Dr. Edith Perez says that for those hr+ women who have had adjuvent Herceptin, there isn't (yet) any DFS difference between those who took Tamox and those who took an AI. Time may tell a different story, but there is a lot of data out there that does not account for the adjuvent use of Herceptin.

Me, I'm happily on Tamox. I was highly both ER and PR positive. I am too young for menopause and after consulting with three different Oncs, they all recommended the Tamox, so I let it go at that. Shutting down or removing the ovaries at a young age can have serious health consequences that should be considered.

Jen

Jen, This is so confusing for me. I clicked on the site: http://breastcancerupdate.com/bcu2007/4/perez.asp

http://breastcancerupdate.com/bcu2007/4/images/1_1.gif
I didn't understand the chart so I clicked on Abstract 48: which opened a new window: http://www.abstracts2view.com/sabcs06/view.php?nu=SABCS06L_406


[48] Relationship between quantitative ER and PgR expression and HER2 status with recurrence in the ATAC trial.
Dowsett M, Allred DC, on Behalf of the TransATAC Investigators.. Royal Marsden Hospital, London, United Kingdom; Baylor College of Medicine, Houston, TX

Purpose: To determine the relationship between quantitative estrogen receptor (ER) and progesterone receptor (PgR) expression and human epidermal growth factor receptor 2 (HER2) status with disease recurrence, in primary ER+ and/or PgR+ breast cancer patients treated with adjuvant anastrozole (A) or tamoxifen (T) in the Arimidex, Tamoxifen, Alone or in Combination (ATAC) trial (ISRCTN18233230).

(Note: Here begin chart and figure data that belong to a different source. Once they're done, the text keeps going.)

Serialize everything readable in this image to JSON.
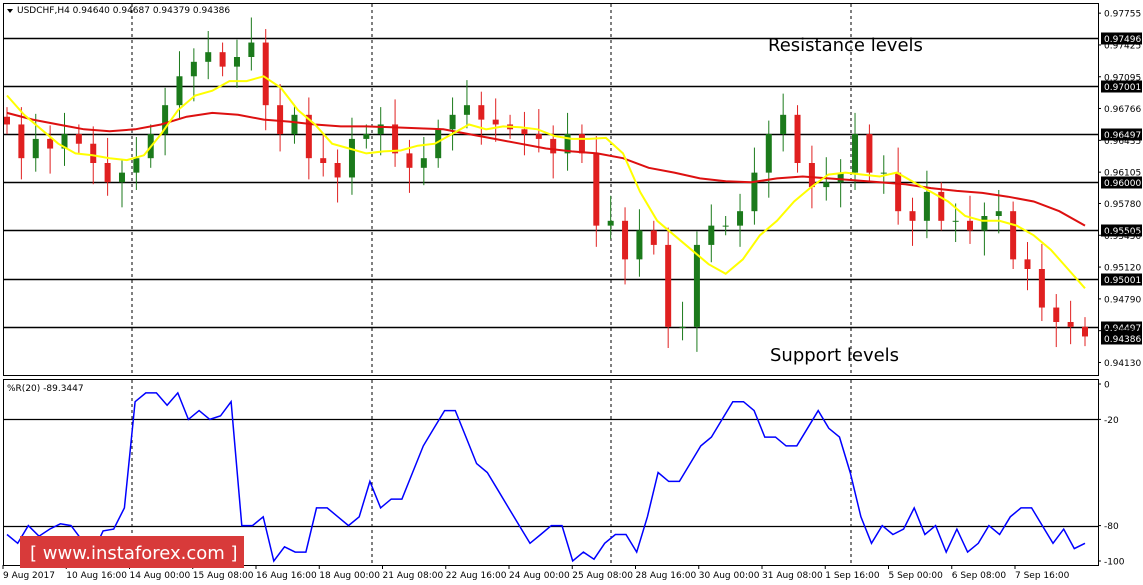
{
  "header": {
    "symbol_info": "USDCHF,H4  0.94640 0.94687 0.94379 0.94386",
    "indicator_label": "%R(20) -89.3447"
  },
  "annotations": {
    "resistance": "Resistance levels",
    "support": "Support levels"
  },
  "watermark": {
    "text": "[ www.instaforex.com ]",
    "bg": "#d83a3a"
  },
  "colors": {
    "bull": "#1b7a1b",
    "bear": "#e02020",
    "ma_fast": "#ffff00",
    "ma_slow": "#dd1010",
    "wpr": "#0000ff",
    "level_line": "#000000"
  },
  "chart_data": [
    {
      "type": "candlestick",
      "symbol": "USDCHF",
      "timeframe": "H4",
      "ohlc_current": {
        "open": 0.9464,
        "high": 0.94687,
        "low": 0.94379,
        "close": 0.94386
      },
      "ylim": [
        0.94,
        0.9785
      ],
      "y_ticks": [
        "0.97755",
        "0.97425",
        "0.97095",
        "0.96766",
        "0.96435",
        "0.96105",
        "0.95780",
        "0.95450",
        "0.95120",
        "0.94790",
        "0.94460",
        "0.94130"
      ],
      "x_ticks": [
        "9 Aug 2017",
        "10 Aug 16:00",
        "14 Aug 00:00",
        "15 Aug 08:00",
        "16 Aug 16:00",
        "18 Aug 00:00",
        "21 Aug 08:00",
        "22 Aug 16:00",
        "24 Aug 00:00",
        "25 Aug 08:00",
        "28 Aug 16:00",
        "30 Aug 00:00",
        "31 Aug 08:00",
        "1 Sep 16:00",
        "5 Sep 00:00",
        "6 Sep 08:00",
        "7 Sep 16:00"
      ],
      "horizontal_levels": [
        "0.97496",
        "0.97001",
        "0.96497",
        "0.96000",
        "0.95505",
        "0.95001",
        "0.94497"
      ],
      "current_price_label": "0.94386",
      "closes": [
        0.966,
        0.9625,
        0.9645,
        0.9635,
        0.965,
        0.964,
        0.962,
        0.96,
        0.961,
        0.9625,
        0.965,
        0.968,
        0.971,
        0.9725,
        0.9735,
        0.972,
        0.973,
        0.9745,
        0.968,
        0.965,
        0.967,
        0.9625,
        0.962,
        0.9605,
        0.9645,
        0.965,
        0.966,
        0.963,
        0.9615,
        0.9625,
        0.9655,
        0.967,
        0.968,
        0.9665,
        0.966,
        0.9655,
        0.965,
        0.9645,
        0.963,
        0.965,
        0.963,
        0.9555,
        0.956,
        0.952,
        0.955,
        0.9535,
        0.945,
        0.945,
        0.9535,
        0.9555,
        0.9555,
        0.957,
        0.961,
        0.965,
        0.967,
        0.962,
        0.9595,
        0.96,
        0.961,
        0.965,
        0.961,
        0.961,
        0.957,
        0.956,
        0.959,
        0.956,
        0.956,
        0.955,
        0.9565,
        0.957,
        0.952,
        0.951,
        0.947,
        0.9455,
        0.945,
        0.944
      ],
      "series": [
        {
          "name": "MA fast",
          "values": [
            0.969,
            0.967,
            0.9655,
            0.964,
            0.963,
            0.9628,
            0.9625,
            0.9623,
            0.9628,
            0.965,
            0.9675,
            0.969,
            0.9695,
            0.9705,
            0.9705,
            0.971,
            0.9698,
            0.9675,
            0.966,
            0.964,
            0.9635,
            0.963,
            0.9632,
            0.9633,
            0.9638,
            0.964,
            0.965,
            0.966,
            0.9655,
            0.9658,
            0.9657,
            0.9655,
            0.9648,
            0.9645,
            0.9645,
            0.9646,
            0.963,
            0.959,
            0.956,
            0.9545,
            0.953,
            0.9515,
            0.9505,
            0.952,
            0.9545,
            0.956,
            0.958,
            0.9595,
            0.9608,
            0.961,
            0.9608,
            0.9606,
            0.961,
            0.96,
            0.959,
            0.958,
            0.9565,
            0.956,
            0.956,
            0.9555,
            0.9545,
            0.953,
            0.951,
            0.949
          ]
        },
        {
          "name": "MA slow",
          "values": [
            0.9672,
            0.9665,
            0.966,
            0.9655,
            0.9653,
            0.9655,
            0.966,
            0.9668,
            0.9672,
            0.967,
            0.9665,
            0.9663,
            0.966,
            0.9658,
            0.9658,
            0.9657,
            0.9656,
            0.9655,
            0.965,
            0.9645,
            0.964,
            0.9635,
            0.9632,
            0.963,
            0.9625,
            0.9615,
            0.961,
            0.9604,
            0.9601,
            0.96,
            0.9604,
            0.9606,
            0.9604,
            0.9602,
            0.96,
            0.9598,
            0.9594,
            0.9591,
            0.9589,
            0.9585,
            0.958,
            0.957,
            0.9555
          ]
        }
      ]
    },
    {
      "type": "line",
      "name": "%R(20)",
      "ylim": [
        -100,
        0
      ],
      "y_ticks": [
        "0",
        "-20",
        "-80",
        "-100"
      ],
      "values": [
        -85,
        -90,
        -80,
        -86,
        -82,
        -79,
        -80,
        -88,
        -96,
        -83,
        -82,
        -70,
        -10,
        -5,
        -5,
        -12,
        -5,
        -20,
        -15,
        -20,
        -18,
        -10,
        -80,
        -80,
        -75,
        -100,
        -92,
        -95,
        -95,
        -70,
        -70,
        -75,
        -80,
        -75,
        -55,
        -70,
        -65,
        -65,
        -50,
        -35,
        -25,
        -15,
        -15,
        -30,
        -45,
        -50,
        -60,
        -70,
        -80,
        -90,
        -85,
        -80,
        -80,
        -100,
        -95,
        -99,
        -90,
        -85,
        -85,
        -95,
        -75,
        -50,
        -55,
        -55,
        -45,
        -35,
        -30,
        -20,
        -10,
        -10,
        -15,
        -30,
        -30,
        -35,
        -35,
        -25,
        -15,
        -25,
        -30,
        -50,
        -75,
        -90,
        -80,
        -85,
        -82,
        -70,
        -85,
        -80,
        -95,
        -82,
        -95,
        -90,
        -80,
        -85,
        -75,
        -70,
        -70,
        -80,
        -90,
        -82,
        -93,
        -90
      ]
    }
  ]
}
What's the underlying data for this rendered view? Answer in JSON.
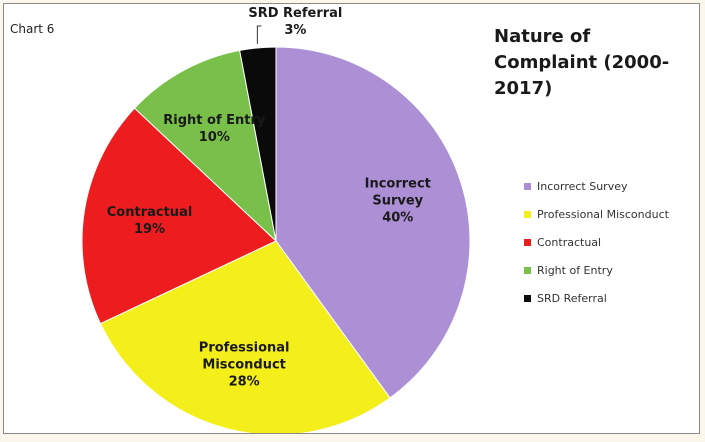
{
  "chart_data": {
    "type": "pie",
    "label": "Chart 6",
    "title": "Nature of Complaint (2000-2017)",
    "categories": [
      "Incorrect Survey",
      "Professional Misconduct",
      "Contractual",
      "Right of Entry",
      "SRD Referral"
    ],
    "values": [
      40,
      28,
      19,
      10,
      3
    ],
    "value_labels": [
      "40%",
      "28%",
      "19%",
      "10%",
      "3%"
    ],
    "colors": [
      "#ad8fd6",
      "#f4ee1a",
      "#ed1c1f",
      "#79c04b",
      "#0a0a0a"
    ],
    "legend": "right"
  }
}
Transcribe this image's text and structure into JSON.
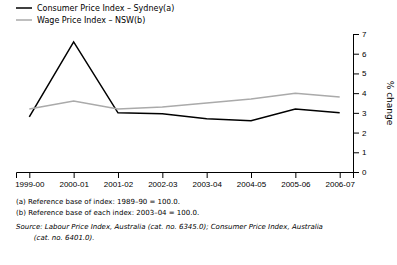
{
  "chart_data": {
    "type": "line",
    "categories": [
      "1999-00",
      "2000-01",
      "2001-02",
      "2002-03",
      "2003-04",
      "2004-05",
      "2005-06",
      "2006-07"
    ],
    "series": [
      {
        "name": "Consumer Price Index – Sydney(a)",
        "color": "#000000",
        "values": [
          2.8,
          6.6,
          3.0,
          2.95,
          2.7,
          2.6,
          3.2,
          3.0
        ]
      },
      {
        "name": "Wage Price Index – NSW(b)",
        "color": "#aaaaaa",
        "values": [
          3.2,
          3.6,
          3.2,
          3.3,
          3.5,
          3.7,
          4.0,
          3.8
        ]
      }
    ],
    "ylim": [
      0,
      7
    ],
    "yticks": [
      0,
      1,
      2,
      3,
      4,
      5,
      6,
      7
    ],
    "y_label": "% change",
    "grid": false,
    "legend": "upper left",
    "annotations": [
      "(a) Reference base of index: 1989–90 = 100.0.",
      "(b) Reference base of each index: 2003–04 = 100.0.",
      "Source: Labour Price Index, Australia (cat. no. 6345.0); Consumer Price Index, Australia",
      "        (cat. no. 6401.0)."
    ]
  }
}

Background: The ATAC trial randomized 9366 patients to 5 years treatment with A or T or the combination. Following analysis of the results of the main ATAC trial at a median follow-up of 33 months, the combination arm was discontinued since it was no more effective than T alone. After a median follow-up of 68 months, it was found that A prolonged disease-free survival significantly compared with T in ER+ and/or PgR+ patients (hazard ratio 0.83; 95% confidence intervals 0.73, 0.94; p=0.005). ER, PgR and HER2 expression have each been reported to influence responses to aromatase inhibitors and T differentially.

Materials and Methods: Retrospective consent to tumor block collection and biomarker analysis was sought from patients with ER+ and/or PgR+ tumors in the A or T arms (total number eligible: 5880). Tissue sections were cut and tissue microarrays (TMAs) were constructed. Immunohistochemical stains for ER (Novocastra 6F11 on TMAs), PgR (Novocastra 312 on sections) and HER2 (DAKO HercepTest on sections) were performed. Scoring systems were ER: H-score; PgR: percentage of positive cells; HER2: staining classification on a scale of 0 to 3+ (positive status 3+ or 2+ if confirmed by FISH). Relationships between biomarker expression and recurrence will be assessed by proportional hazards analysis.

Results: 1792 blocks (30% of total eligible) have been collected and are being tested. All blocks collected by the end of September 2006 will be analyzed. A total of >2000 blocks is anticipated at that time. Acknowledgements: We are grateful to the many investigators and pathologists who have collaborated in this work. Financial support was provided by grants from AstraZeneca and Breakthrough Breast Cancer.
Sunday, December 17, 2006 11:15 AM
General Session 7 (9:00 AM-11:30 AM)

Anastrozole and Arimidex are the same thing so I don't think I'm missing the boat???????